Raw Deal is an exemplary film, successful on practically every level. The film is enriched by the haunting, poetic voiceover narration by Claire Trevor’s Pat set against evocative theremin music (“I don’t know which sounds louder: my heels or my heart,” Pat says in voiceover when visiting Joe in prison).
The cinematography by the great John Alton deserves special mention for its extraordinary texture, for its striking depth and visual patterns carved with light and shadow. Even typically straightforward close-ups are imbued with brilliant eyelights and stunning background shadow designs cast on the walls behind characters. Alton famously wrote one of the first significant book on cinematography, the indispensable Painting with Light.
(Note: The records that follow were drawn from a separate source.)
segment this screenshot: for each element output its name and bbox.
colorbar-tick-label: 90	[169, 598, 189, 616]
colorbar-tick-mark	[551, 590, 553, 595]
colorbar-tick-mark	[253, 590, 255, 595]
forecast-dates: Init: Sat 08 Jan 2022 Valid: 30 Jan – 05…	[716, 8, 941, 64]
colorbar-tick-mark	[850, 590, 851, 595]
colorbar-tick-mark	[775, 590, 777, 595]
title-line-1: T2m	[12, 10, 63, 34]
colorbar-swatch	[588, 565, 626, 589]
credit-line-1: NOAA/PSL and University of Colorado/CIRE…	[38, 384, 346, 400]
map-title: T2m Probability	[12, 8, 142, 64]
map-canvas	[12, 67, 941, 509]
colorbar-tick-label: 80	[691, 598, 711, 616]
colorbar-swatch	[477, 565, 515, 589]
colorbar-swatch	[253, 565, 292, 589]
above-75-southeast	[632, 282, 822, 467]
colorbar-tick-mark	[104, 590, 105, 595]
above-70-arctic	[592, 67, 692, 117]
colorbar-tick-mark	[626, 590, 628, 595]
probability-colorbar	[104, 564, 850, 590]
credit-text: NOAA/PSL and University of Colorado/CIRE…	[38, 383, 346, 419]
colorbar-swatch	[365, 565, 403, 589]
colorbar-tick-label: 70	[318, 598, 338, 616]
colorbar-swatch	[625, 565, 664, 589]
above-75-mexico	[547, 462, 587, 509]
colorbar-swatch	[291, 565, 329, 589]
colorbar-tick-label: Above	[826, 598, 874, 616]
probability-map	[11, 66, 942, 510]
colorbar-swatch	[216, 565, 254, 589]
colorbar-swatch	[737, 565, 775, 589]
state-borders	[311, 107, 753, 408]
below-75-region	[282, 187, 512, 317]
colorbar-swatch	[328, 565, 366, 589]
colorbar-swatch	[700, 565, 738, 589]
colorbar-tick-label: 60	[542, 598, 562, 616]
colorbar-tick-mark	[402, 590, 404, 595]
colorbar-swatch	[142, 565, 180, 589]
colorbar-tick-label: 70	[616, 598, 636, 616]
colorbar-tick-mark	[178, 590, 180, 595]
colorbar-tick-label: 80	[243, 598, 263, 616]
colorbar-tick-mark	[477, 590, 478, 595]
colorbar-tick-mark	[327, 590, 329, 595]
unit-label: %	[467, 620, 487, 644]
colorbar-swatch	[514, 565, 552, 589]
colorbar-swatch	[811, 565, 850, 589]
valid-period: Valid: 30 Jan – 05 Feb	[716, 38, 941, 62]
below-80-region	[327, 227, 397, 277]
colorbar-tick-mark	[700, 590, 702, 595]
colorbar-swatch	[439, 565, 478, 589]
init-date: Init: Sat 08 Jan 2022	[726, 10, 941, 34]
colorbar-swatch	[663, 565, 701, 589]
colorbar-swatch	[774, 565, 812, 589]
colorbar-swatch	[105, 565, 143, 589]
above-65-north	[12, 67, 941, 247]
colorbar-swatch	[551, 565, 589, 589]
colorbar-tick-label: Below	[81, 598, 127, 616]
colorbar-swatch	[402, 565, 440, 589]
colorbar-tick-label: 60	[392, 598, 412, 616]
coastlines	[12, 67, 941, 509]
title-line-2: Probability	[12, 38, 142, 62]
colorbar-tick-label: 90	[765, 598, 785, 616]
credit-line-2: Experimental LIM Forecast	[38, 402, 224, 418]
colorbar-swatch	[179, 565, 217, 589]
The film gives one a strong sense of the harshness of the postwar years, of the toughness of ordinary people who had to live in that world, shaped by the Great Depression and the Second World War.
In one exceptionally strong scene, Joe confronts Ann for moralizing about his crimes, telling her, “What do you know about anything? You probably had your bread buttered on both sides since the day you were born. Safe.” Ann then reveals the hard reality of her upbringing: “My father was a schoolteacher. He died in the war of the Depression. Only he didn’t get any medals. Or any bands. Or any bonus. He left three children. … ‘Safe.’ I never asked for anything safe. All I want is just a little decency, that’s all.”
Viewing these remarkable films from 1948 today, one gets a sense of just what was lost as a result of the blacklist: among other things, a critical point-of-view in representing life as it really is, and a sense of optimism about improving the world in spite of overwhelming obstacles. Art without these things is not worth its name.